Odpowiedzi na kilka prostych pytań szukaliśmy u prokuratora rejonowego w Grudziądzu Haliny Ciżmowskiej-Klimek: Czy prokurator ma obowiązek z urzędu zająć się sprawą protestujących, nagłaśnianą przez media od 9 dni? Czy syndyk ma prawo represjonować odlewników, nawet jeśli ich protest nie jest legalny? Czy istnieje droga prawna do wcześniejszego przerwania skandalicznego zachowania syndyka i nieczekania z ustaleniami ustawowych 30 dni? Pani prokurator w wyraźniej rozterce pyta: - Proszę mi powiedzieć, co miałabym zrobić, czego oczekujecie? Nie mam możliwości prawnych przeprowadzenia rozmowy z syndykiem i upomnienia go. Czy bezpośredni telefon jednego z odlewników do niej ze skargą na trzymanie pod kluczem protestujących przez ochronę nie był niepokojącym sygnałem? - Rozmowy telefoniczne niosą to ryzyko, że nie wiem, z kim rozmawiam, może się ktoś pod niego podszywał - powiada pani prokurator - jak mu telefonicznie udzielić rady? Ale sygnał sprawdza policja.
Nieufni, podejrzliwi
Raz oszukani, teraz chcą szybkiego terminu rozprawy apelacyjnej. Są zadłużeni: średnio na 2 do 4 tysięcy Zaległe pensje od 13 października do 30 listopada to około 1600-1700 zł. I takie pieniądze na razie pozwoliłyby im związać koniec z końcem: poopłacać czynsze, rachunki, raty.

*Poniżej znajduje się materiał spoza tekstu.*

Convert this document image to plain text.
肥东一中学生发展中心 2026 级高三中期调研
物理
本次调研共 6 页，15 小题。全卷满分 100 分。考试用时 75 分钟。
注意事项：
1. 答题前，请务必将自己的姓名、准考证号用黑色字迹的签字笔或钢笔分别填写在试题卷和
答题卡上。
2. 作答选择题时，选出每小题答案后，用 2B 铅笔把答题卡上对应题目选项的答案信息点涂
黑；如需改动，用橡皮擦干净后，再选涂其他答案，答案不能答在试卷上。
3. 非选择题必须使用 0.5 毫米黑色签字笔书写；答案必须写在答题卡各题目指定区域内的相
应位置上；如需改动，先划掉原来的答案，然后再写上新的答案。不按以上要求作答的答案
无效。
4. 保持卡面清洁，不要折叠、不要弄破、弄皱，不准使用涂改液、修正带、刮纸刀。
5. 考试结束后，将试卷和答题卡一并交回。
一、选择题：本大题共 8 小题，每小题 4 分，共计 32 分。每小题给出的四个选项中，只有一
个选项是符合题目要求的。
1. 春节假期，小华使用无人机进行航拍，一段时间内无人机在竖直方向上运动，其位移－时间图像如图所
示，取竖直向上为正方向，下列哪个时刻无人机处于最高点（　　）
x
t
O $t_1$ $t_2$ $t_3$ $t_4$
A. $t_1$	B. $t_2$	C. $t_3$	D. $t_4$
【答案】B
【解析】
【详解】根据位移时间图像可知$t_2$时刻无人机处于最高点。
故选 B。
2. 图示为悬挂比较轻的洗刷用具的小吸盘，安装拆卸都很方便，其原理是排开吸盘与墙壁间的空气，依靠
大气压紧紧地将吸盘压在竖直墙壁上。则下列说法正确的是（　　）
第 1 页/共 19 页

Wyliczają, że syndyk jest im winien (wszystkie należności) od 11 tysięcy zł (tym z krótszym stażem) do 15 tys. zł.
Nie mogą pojąć, że naprawdę nie było możliwe znalezienie - a konto - pieniędzy dla nich, które by, po otrzymaniu należnych świadczeń, zwrócili. Nikt nie odpowie dziś na pytanie, skąd mają wziąć pieniądze na życie "niczyi" pracownicy, porzuceni przez obu pracodawców, po sprzedaży zakładu. Kto da głowę, że to się gdzieś nie powtórzy?
Zapowiadają: - Nie pójdziemy do prac interwencyjnych, co proponowali prezydent, wojewoda, Powiatowy Urząd Pracy. Nie boimy się ciężkiej pracy. Jesteśmy twardzi. Odlewnia hartuje. Ale to prowizoryczne rozwiązanie: nie wiadomo jakie prace, na jak długo, co będzie później. Może znów próbuje się nas wykołować.